Когда какое-то действие, совершенно обыденное, которое совершают миллионы людей, вызывает у вас прямые ассоциации с конкретным человеком, это значит, что вас заякорили. Не думаю, что Дима Лизин планировал, чтобы меня глючило каждый раз, когда передо мной открывают пассажирскую дверь машины, но уверена, что он был бы рад, зная, что именно так и происходит. Надо будет написать ему об этом.

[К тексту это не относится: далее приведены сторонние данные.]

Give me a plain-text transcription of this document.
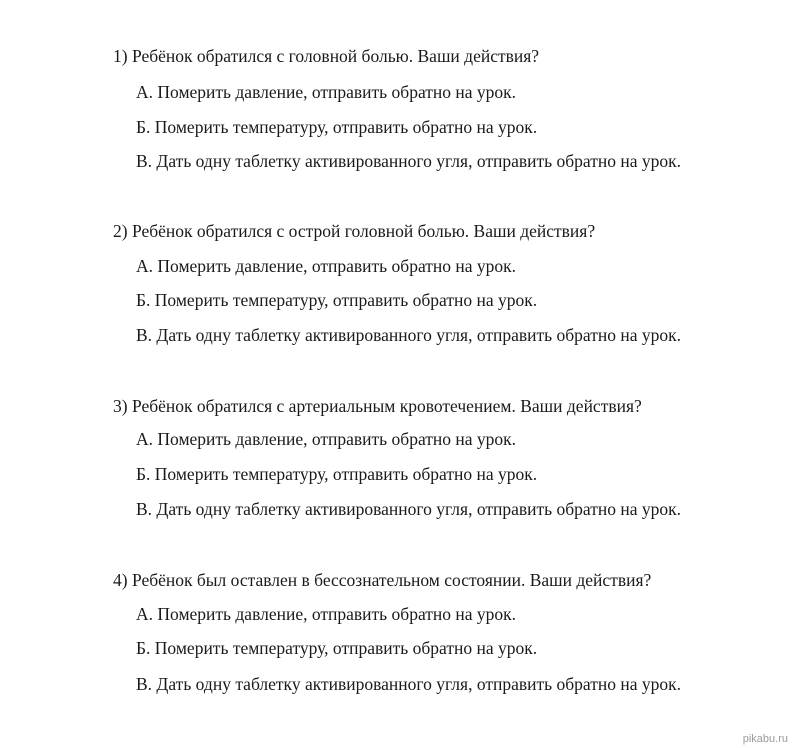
1) Ребёнок обратился с головной болью. Ваши действия?
А. Померить давление, отправить обратно на урок.
Б. Померить температуру, отправить обратно на урок.
В. Дать одну таблетку активированного угля, отправить обратно на урок.
2) Ребёнок обратился с острой головной болью. Ваши действия?
А. Померить давление, отправить обратно на урок.
Б. Померить температуру, отправить обратно на урок.
В. Дать одну таблетку активированного угля, отправить обратно на урок.
3) Ребёнок обратился с артериальным кровотечением. Ваши действия?
А. Померить давление, отправить обратно на урок.
Б. Померить температуру, отправить обратно на урок.
В. Дать одну таблетку активированного угля, отправить обратно на урок.
4) Ребёнок был оставлен в бессознательном состоянии. Ваши действия?
А. Померить давление, отправить обратно на урок.
Б. Померить температуру, отправить обратно на урок.
В. Дать одну таблетку активированного угля, отправить обратно на урок.
pikabu.ru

«Когда пересаживалась в машину к другому парню?» – я услышала эту цитату из его письма в озвучке его голосом. В своей голове. Я именно это сейчас и делаю, фактически. Пересаживаюсь в машину к другому парню. Хватаюсь за шею левой рукой, как только увидела правду в его словах. По большому счёту наша сегодняшняя переписка была попыткой выяснить, кто ударил первым. Мои удары были ответными, но всё же они были продолжением драки. Если бы каждый из нас взял на себя ответственность за свои удары… По-моему, Дима именно об этом и писал. Постоянная драка. Неважно, кто ударил первым, важно, кто закончил. Я могу закончить. Думаю, что могу.
Рома открывает мне дверь синей «Ауди» А5. А я смотрю на него, округлив глаза, застыв в моменте и пытаясь показать своему больному мозгу, что это совершенно другой парень и совсем не обязательно постоянно проводить параллели. Их здесь нет. Рома смотрит на меня и с улыбкой говорит:
– И ты хочешь сказать, что готова сесть за руль в таком состоянии?
Я опять машу рукой. Когда в моей голове происходит очередная кровавая бойня, снаружи выглядит, будто я застыла. Это может показаться странным, знаю. Но если честно, мне всё равно. Концентрация обезболивающего в крови снижается. Я прыгаю в машину, Рома захлопывает за мной дверь.
Мы расслабленно валяемся на диване у Ромы дома. Я в его футболке с надписью FUCK THEM ALL. Выглядит странно, соглашусь. Дима бы не понял. Я лежу с другом на диване, а для Димы это было бы ударом. Но я не хочу его бить, я просто хочу лежать с другом на диване. Не всегда то, что другие воспринимают ударом, таковым является.